O governo federal anunciou nesta segunda-feira (17), durante a COP30, em Belém do Pará, a assinatura de dez novas portarias declaratórias para avançar na demarcação de terras indígenas no país. Os documentos serão assinados pelo Ministério da Justiça e reconhecem oficialmente os limites de novos territórios, etapa essencial antes da homologação final pelo presidente da República.

O anúncio foi feito pela ministra dos Povos Indígenas, Sonia Guajajara
“Nós já temos aqui a garantia do Ministério da Justiça em assinar dez portarias declaratórias neste momento. Vamos ficar no aguardo da publicação no Diário Oficial da União, mas a gente já segue avançando para que a gente comece já ir alcançando a nossa meta de proteção.”

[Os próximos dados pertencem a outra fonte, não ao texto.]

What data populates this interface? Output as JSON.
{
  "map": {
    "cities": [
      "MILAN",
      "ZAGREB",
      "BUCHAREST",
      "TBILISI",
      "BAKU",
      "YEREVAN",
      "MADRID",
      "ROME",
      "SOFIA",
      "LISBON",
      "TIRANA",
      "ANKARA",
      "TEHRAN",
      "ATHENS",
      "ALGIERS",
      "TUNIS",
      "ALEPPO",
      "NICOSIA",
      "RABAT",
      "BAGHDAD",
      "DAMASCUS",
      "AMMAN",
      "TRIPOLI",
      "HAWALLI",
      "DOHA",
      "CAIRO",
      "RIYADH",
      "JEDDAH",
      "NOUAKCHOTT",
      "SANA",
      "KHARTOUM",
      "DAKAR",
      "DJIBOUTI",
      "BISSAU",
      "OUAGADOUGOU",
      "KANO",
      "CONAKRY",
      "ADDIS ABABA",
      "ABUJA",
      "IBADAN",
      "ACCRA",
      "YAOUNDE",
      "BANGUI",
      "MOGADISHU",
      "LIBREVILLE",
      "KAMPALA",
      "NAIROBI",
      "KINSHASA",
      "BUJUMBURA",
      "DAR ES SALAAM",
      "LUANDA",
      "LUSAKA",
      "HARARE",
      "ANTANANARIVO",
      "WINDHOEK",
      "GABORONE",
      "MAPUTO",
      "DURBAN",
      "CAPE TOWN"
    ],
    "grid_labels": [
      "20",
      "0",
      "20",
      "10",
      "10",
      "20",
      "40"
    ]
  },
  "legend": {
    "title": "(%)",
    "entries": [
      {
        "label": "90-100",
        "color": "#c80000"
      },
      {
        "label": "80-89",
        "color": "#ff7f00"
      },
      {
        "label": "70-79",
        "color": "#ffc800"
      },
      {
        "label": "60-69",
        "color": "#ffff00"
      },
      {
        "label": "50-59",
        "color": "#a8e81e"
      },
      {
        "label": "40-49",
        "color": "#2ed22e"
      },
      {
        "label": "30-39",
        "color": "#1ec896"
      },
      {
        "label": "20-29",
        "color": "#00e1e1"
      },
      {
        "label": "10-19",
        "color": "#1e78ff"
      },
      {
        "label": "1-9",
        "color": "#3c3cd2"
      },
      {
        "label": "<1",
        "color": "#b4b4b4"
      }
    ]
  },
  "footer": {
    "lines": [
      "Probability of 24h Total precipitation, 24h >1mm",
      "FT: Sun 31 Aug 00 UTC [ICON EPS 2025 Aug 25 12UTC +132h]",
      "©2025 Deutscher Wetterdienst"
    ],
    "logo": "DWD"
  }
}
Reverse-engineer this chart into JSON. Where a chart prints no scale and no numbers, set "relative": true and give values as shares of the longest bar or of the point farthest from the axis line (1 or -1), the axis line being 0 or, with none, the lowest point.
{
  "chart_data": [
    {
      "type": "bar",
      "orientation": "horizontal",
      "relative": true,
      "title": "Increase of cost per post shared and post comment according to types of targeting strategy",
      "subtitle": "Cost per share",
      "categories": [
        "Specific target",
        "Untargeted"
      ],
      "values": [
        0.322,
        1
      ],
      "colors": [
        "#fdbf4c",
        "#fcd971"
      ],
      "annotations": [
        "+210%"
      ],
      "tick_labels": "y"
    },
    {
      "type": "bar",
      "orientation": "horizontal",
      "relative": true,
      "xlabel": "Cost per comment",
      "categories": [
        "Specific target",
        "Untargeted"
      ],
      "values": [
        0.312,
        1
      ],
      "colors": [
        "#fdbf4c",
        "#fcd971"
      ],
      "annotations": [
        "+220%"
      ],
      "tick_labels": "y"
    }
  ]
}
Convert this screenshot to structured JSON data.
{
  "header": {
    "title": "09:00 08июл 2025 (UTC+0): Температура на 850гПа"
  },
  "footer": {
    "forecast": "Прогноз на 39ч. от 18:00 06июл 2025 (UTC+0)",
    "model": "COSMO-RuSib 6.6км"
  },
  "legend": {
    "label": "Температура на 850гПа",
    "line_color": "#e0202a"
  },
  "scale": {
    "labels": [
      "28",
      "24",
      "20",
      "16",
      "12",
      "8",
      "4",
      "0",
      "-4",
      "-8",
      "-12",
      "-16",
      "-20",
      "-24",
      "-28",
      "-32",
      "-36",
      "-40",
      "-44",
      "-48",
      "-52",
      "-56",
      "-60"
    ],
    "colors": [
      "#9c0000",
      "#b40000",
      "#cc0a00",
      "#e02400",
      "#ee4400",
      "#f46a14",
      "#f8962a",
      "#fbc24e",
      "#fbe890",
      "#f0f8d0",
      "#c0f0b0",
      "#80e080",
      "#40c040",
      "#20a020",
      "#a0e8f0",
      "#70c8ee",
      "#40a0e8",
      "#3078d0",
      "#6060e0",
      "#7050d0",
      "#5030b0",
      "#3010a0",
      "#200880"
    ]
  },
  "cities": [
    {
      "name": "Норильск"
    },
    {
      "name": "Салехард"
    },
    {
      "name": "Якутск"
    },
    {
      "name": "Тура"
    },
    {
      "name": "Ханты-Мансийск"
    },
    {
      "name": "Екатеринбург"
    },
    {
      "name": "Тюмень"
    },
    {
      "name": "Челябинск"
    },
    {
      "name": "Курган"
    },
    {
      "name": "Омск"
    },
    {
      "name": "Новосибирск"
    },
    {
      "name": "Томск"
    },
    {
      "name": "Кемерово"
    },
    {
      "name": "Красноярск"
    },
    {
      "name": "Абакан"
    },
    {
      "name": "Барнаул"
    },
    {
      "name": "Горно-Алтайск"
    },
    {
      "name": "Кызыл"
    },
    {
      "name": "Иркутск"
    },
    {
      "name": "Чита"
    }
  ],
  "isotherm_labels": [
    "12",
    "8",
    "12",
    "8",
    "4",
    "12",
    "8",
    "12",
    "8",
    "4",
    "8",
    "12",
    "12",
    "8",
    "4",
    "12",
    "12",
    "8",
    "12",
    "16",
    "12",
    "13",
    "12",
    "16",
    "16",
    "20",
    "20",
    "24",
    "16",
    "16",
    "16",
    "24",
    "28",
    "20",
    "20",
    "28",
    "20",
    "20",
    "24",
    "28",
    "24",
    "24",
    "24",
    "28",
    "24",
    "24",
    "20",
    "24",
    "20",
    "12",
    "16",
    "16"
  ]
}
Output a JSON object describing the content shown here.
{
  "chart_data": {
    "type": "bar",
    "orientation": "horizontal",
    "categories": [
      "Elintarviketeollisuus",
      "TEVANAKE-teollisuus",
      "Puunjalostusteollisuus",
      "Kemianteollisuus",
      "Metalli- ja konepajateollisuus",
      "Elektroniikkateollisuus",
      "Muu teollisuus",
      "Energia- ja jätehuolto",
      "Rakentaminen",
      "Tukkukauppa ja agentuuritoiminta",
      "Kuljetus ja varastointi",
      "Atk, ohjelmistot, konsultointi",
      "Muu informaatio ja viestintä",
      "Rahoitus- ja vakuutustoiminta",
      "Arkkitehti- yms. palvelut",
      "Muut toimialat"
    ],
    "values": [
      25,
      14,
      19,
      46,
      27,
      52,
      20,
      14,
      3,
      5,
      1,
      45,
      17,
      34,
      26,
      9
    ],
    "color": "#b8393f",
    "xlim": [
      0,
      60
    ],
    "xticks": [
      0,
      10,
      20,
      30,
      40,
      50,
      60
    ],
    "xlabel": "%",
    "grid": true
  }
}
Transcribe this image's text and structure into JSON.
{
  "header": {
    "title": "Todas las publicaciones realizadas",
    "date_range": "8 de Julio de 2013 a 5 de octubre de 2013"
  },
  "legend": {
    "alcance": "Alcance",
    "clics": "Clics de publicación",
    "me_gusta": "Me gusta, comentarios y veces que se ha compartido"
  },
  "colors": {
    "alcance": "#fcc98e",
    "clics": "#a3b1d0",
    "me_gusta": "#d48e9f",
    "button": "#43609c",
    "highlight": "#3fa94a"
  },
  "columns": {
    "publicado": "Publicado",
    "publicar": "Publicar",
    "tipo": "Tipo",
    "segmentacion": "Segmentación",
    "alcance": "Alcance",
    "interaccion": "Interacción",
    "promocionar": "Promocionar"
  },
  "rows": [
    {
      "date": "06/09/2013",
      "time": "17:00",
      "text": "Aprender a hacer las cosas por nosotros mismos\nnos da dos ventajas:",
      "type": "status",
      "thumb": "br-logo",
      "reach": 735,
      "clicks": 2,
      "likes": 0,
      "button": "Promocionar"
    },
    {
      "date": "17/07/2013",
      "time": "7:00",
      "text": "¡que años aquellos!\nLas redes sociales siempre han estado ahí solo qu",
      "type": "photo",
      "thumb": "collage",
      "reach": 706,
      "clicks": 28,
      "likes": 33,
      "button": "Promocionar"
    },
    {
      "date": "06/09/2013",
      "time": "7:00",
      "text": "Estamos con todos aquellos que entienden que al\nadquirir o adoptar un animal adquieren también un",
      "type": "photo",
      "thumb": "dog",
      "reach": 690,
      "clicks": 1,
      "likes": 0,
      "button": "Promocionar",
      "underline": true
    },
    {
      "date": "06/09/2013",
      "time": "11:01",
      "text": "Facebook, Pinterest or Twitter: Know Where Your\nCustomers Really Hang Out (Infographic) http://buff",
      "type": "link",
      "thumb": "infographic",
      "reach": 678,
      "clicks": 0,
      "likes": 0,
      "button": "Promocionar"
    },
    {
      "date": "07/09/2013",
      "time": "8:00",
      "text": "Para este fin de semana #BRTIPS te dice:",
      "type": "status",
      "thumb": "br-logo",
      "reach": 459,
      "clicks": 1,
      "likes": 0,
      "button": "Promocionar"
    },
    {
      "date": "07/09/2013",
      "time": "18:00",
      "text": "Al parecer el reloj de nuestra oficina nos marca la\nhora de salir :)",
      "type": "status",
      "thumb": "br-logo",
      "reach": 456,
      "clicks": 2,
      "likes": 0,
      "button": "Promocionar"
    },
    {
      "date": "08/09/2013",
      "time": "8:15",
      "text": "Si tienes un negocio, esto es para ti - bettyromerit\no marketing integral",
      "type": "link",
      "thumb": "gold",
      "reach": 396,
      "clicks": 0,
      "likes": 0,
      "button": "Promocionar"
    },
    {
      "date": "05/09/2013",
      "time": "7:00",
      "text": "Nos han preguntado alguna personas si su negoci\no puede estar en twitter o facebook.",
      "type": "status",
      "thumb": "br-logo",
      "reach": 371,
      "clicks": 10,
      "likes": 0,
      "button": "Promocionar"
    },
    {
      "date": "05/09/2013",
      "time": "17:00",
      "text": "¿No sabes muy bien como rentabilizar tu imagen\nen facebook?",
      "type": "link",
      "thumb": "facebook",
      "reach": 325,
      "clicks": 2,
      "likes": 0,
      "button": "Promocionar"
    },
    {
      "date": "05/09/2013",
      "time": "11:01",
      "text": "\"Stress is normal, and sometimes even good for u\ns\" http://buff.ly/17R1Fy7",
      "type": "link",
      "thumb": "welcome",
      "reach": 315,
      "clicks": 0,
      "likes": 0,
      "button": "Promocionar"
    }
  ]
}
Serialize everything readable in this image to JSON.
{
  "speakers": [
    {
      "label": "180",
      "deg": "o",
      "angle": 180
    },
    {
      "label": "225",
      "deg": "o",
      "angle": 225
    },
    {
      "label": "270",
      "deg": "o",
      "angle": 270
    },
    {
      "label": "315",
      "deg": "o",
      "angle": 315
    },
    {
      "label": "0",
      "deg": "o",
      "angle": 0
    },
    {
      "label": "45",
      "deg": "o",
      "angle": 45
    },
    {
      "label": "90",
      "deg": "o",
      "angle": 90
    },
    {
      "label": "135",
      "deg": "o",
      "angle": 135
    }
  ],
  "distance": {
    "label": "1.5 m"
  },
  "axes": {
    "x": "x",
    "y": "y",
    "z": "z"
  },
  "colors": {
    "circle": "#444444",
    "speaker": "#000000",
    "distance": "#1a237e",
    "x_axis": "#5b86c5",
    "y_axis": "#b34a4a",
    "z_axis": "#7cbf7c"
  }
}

Os territórios demarcados são: no Amazonas, Vista Alegre, da etnia Mura; na Bahia, Tupinambá de Olivença, dos Tupinambás, e Comexatibá, dos Pataxós. Os Guaranis serão contemplados com cinco demarcações: Ypoi-Triunfo, no Mato Grosso do Sul; Sambaqui, no Paraná; e Ka’aguy Hovy, Ka’aguy Mirim e Pakurity, as três em São Paulo. Os Mundurukus terão a terra indígena Sawré Ba’pim, no Pará, demarcada. E a Pankará da Serra do Arapuá, em Pernambuco, para os Pankarás.
Compromisso de proteger 63 milhões de hectares
A ministra destacou ainda o compromisso brasileiro de proteger 63 milhões de hectares em terras Indígenas e territórios quilombolas até 2030:
“Aqui, a gente trouxe respostas concretas. O Brasil entra com 63 milhões de hectares com essa garantia. São quatro milhões de hectares na atribuição do Ministério da Igualdade Racial, com territórios quilombolas, e 59 milhões de hectares na responsabilidade do Ministério dos Povos Indígenas, da Funai e do conjunto de órgãos do governo que tem essa atribuição.”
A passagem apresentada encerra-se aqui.